A CMOS latch circuit in which the inputs and outputs of two CMOS inverter circuits made of ET are cross-connected; a P-channel MOSFET supplying the first internal voltage to the CMOS latch circuit; and a second internal voltage. 3. The dynamic RAM according to claim 1, further comprising a power switch circuit including an N-channel MOSFET for selectively supplying a third internal voltage. 4. A dynamic type comprising a plurality of word lines having a length divided in a direction in which a main word line extends and a plurality of word lines arranged in a bit line direction intersecting with the main word line. A sub-word line connected to the gate of an address selection MOSFET of a memory cell, extended so as to be parallel to the main word line;
A first sub-word selection line to which a selection signal for selecting one of a plurality of sub-word lines assigned to one main word line is transmitted; and a first sub-word selection line corresponding to the first sub-word selection line, A second sub-word select line extending orthogonal to the word line; a main word line select signal and a select signal transmitted through the second sub-word select line; A plurality of sub-word drivers, a plurality of sub-word lines, a plurality of sub-word lines, a plurality of sub-arrays including a plurality of complementary bit line pairs, and a plurality of dynamic memory cells provided at intersections thereof.

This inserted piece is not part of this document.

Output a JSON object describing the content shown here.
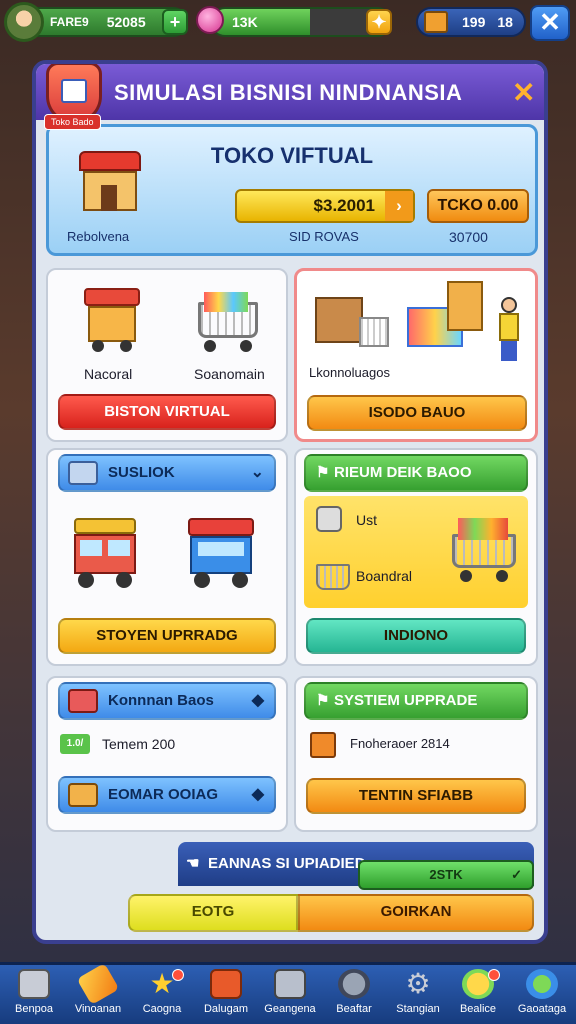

The sub-word drivers are distributed and arranged at both ends of the sub-word line array composed of a plurality of Sense amplifiers are divided and arranged at both ends of a plurality of complementary bit line arrays of the sub-arrays, and the one sub-array is surrounded by the plurality of sub-word driver rows and the plurality of sense amplifier rows. A sub-common input / output line is provided corresponding to the sub-array, and a switch circuit connecting the common input / output line provided corresponding to the plurality of sub-arrays is provided at four corners of the sub-array, 4. The dynamic RAM according to claim 1, wherein the dynamic RAM is provided in a cross area where an amplifier and a sub-word driver intersect.